Thursday, November 20, 2014

Climate Science Too Technical? Check Out "The Climate Crisis" by David Archer and Stefan Rahmstorf

One of the problems with the IPCC 5th Assessment Reports (AR5) is that they are highly technical. Even the Summary for Policymakers is technical, and you can be sure that reading the thousands of pages that summarize the tens of thousands of scientific studies evaluated for the AR5 are mind-numbingly technical. But you still want to learn about climate science. The Climate Crisis: An Introductory Guide to Climate Change is a great book for you.

Written by climatologists David Archer and Stefan Rahmstorf, The Climate Crisis was published in 2010 so isn't quite as up-to-date as the most recent IPCC report, but it does a decent job of explaining the status of climate science to non-scientists.

That doesn’t mean the book isn’t technical.
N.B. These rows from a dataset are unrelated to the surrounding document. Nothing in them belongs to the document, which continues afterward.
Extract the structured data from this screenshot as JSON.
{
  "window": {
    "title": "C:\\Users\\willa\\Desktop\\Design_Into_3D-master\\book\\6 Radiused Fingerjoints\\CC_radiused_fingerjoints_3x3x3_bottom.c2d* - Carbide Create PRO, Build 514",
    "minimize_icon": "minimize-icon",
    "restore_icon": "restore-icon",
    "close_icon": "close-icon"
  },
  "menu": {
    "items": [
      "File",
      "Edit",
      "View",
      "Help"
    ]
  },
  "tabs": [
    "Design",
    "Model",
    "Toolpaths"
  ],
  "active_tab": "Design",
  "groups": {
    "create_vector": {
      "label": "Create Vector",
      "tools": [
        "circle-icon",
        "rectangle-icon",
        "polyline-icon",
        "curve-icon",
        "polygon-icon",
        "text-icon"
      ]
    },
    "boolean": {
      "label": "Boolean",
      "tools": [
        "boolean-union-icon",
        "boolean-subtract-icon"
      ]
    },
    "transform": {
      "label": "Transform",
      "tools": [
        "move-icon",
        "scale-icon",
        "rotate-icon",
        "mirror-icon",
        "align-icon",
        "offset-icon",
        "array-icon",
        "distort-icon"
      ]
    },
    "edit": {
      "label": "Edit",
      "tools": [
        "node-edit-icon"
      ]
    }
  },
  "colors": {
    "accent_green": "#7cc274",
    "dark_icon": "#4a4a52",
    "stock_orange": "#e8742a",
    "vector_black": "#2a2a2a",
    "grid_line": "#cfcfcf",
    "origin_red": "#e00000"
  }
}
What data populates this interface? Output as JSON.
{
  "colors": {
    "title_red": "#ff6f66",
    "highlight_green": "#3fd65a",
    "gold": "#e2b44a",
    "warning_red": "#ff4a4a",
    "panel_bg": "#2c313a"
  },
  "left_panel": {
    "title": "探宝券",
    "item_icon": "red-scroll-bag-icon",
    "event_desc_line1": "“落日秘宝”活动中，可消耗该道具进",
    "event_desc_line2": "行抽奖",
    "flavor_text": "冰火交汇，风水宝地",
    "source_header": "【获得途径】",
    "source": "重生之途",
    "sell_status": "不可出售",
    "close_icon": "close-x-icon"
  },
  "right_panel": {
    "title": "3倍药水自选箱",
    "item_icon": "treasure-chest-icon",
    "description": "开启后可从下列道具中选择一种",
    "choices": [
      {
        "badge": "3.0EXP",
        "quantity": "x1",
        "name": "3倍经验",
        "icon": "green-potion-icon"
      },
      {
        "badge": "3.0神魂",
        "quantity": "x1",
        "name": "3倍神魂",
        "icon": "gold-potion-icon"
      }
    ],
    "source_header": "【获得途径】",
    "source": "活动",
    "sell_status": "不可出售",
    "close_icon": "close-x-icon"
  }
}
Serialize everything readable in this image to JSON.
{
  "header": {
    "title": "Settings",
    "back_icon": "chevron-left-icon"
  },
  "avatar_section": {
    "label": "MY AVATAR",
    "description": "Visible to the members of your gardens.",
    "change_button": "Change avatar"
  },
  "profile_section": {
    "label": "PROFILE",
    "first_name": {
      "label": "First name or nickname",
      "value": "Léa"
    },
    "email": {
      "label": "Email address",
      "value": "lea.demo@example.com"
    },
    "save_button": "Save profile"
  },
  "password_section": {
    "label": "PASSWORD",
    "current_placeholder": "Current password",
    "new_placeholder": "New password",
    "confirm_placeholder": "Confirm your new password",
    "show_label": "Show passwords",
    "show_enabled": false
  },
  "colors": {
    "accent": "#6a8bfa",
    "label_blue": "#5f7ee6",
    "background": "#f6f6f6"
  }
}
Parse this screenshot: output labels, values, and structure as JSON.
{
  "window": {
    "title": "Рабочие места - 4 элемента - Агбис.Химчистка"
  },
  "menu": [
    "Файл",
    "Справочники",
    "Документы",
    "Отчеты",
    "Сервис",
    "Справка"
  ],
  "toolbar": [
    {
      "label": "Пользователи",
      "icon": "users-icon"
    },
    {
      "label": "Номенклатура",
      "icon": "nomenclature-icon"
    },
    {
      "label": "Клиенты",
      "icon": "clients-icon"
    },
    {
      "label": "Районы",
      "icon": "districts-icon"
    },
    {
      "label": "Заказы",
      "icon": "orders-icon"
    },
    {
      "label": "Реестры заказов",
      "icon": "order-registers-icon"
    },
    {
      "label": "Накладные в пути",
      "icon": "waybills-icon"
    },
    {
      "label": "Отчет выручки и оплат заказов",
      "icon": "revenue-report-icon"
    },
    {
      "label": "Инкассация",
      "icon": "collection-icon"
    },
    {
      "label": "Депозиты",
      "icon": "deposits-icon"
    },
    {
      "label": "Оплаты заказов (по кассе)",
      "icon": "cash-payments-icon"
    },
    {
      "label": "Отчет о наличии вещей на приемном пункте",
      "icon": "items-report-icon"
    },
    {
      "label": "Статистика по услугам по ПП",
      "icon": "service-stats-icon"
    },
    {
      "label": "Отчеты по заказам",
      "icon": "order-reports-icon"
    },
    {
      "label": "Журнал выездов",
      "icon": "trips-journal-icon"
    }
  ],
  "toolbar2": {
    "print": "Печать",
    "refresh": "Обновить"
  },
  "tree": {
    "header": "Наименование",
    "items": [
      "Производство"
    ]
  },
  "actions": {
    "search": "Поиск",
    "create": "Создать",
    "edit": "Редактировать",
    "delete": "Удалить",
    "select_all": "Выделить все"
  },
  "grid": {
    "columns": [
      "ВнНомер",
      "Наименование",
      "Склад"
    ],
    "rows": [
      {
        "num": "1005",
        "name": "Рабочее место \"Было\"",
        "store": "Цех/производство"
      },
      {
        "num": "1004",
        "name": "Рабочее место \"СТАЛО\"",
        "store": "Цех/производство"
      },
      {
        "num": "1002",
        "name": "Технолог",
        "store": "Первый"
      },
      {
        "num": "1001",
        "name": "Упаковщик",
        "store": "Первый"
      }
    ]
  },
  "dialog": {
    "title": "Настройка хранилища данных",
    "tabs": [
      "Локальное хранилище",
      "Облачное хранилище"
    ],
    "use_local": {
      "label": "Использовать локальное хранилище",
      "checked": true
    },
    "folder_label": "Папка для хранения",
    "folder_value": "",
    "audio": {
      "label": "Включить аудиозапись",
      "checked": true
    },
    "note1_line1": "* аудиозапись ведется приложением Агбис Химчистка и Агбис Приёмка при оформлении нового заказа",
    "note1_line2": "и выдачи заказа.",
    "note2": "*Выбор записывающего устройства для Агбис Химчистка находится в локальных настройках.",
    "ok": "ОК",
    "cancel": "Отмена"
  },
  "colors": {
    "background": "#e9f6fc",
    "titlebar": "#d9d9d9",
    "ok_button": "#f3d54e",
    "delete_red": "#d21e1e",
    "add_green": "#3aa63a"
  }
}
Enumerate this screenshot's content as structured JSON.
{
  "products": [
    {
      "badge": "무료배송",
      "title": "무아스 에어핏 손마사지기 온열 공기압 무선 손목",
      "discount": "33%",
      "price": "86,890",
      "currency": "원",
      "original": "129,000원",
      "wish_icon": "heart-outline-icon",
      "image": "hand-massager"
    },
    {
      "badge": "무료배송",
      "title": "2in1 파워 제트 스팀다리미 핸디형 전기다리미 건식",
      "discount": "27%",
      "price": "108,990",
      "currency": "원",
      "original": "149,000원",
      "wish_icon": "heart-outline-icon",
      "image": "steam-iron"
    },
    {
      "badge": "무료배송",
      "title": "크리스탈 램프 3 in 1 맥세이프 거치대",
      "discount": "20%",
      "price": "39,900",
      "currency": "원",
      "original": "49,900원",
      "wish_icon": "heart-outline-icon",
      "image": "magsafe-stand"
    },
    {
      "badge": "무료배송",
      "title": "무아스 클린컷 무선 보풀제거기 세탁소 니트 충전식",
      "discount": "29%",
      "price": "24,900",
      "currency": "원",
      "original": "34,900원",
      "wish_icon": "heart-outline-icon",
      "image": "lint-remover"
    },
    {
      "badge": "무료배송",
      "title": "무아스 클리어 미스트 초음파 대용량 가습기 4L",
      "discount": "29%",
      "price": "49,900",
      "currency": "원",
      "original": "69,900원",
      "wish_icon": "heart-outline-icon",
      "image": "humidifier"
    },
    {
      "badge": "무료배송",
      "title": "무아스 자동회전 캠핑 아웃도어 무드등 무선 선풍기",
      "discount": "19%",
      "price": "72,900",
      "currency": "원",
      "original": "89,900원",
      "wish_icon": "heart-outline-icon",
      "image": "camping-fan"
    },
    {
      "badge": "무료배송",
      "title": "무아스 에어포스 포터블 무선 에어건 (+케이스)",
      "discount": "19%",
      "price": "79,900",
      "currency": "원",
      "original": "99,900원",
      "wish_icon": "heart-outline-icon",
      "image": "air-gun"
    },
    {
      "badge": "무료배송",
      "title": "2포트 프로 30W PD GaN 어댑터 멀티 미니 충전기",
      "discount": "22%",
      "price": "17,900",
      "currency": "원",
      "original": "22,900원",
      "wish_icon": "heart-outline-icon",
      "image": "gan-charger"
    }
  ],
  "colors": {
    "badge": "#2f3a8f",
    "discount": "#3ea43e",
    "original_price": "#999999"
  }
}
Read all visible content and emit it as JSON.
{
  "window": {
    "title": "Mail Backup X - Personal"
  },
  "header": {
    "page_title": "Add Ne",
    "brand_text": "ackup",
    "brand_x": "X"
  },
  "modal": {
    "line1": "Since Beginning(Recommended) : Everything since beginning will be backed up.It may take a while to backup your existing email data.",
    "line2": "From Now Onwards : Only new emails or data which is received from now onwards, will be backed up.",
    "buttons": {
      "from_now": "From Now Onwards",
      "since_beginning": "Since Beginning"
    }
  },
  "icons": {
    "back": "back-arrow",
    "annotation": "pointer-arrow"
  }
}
It is chock full of color graphics, charts, tables, and photographs documenting every aspect of climate science. But the authors work hard to present the information in language that educated non-scientists and scientists, as well as professionals in other fields, can more readily understand. Overall they accomplish this goal, though I do think that parts of the book are still technical enough to confuse your “average Joe” (i.e., most of us). Conversely, I don’t think they explain some of the charts well enough – there is a tendency to have a narrative and reference a chart or graph, but then not explain the graph in detail. This is intentional as the book is designed to communicate the information on a level that non-climatologists can understand, but I did find myself wanting to drill into the figures more than was enabled.

Still, these are minor quibbles and I find the book to be a very useful addition to the reading list of anyone interested in the topic of global warming or climate change. The authors are both practicing climatologists and professors of climate science. Rahmstorf has been a lead author in recent IPCC assessment reports and so has intimate knowledge of both the science and the process for review. Both authors contribute to the blog, a useful, though still technically oriented, source of information that delves deeper into certain aspects of the science.

The book itself focuses on the state of the science and examines the evidence of climate change already being observed, what is happening with snow and ice in various parts of the world, how the oceans are changing, and how climate is measured. They also have chapters on what we might see in the future with respect to climate change, impacts of those changes, and how we can avoid the worst of it. They briefly touch on climate policy in the last chapter, but they focus on the need for action, the global nature of the cooperation required, and the differences between developed and developing nations, rather than discussing any specific policy solutions.

I definitely recommend the book. Readers will find it both informative and enlightening.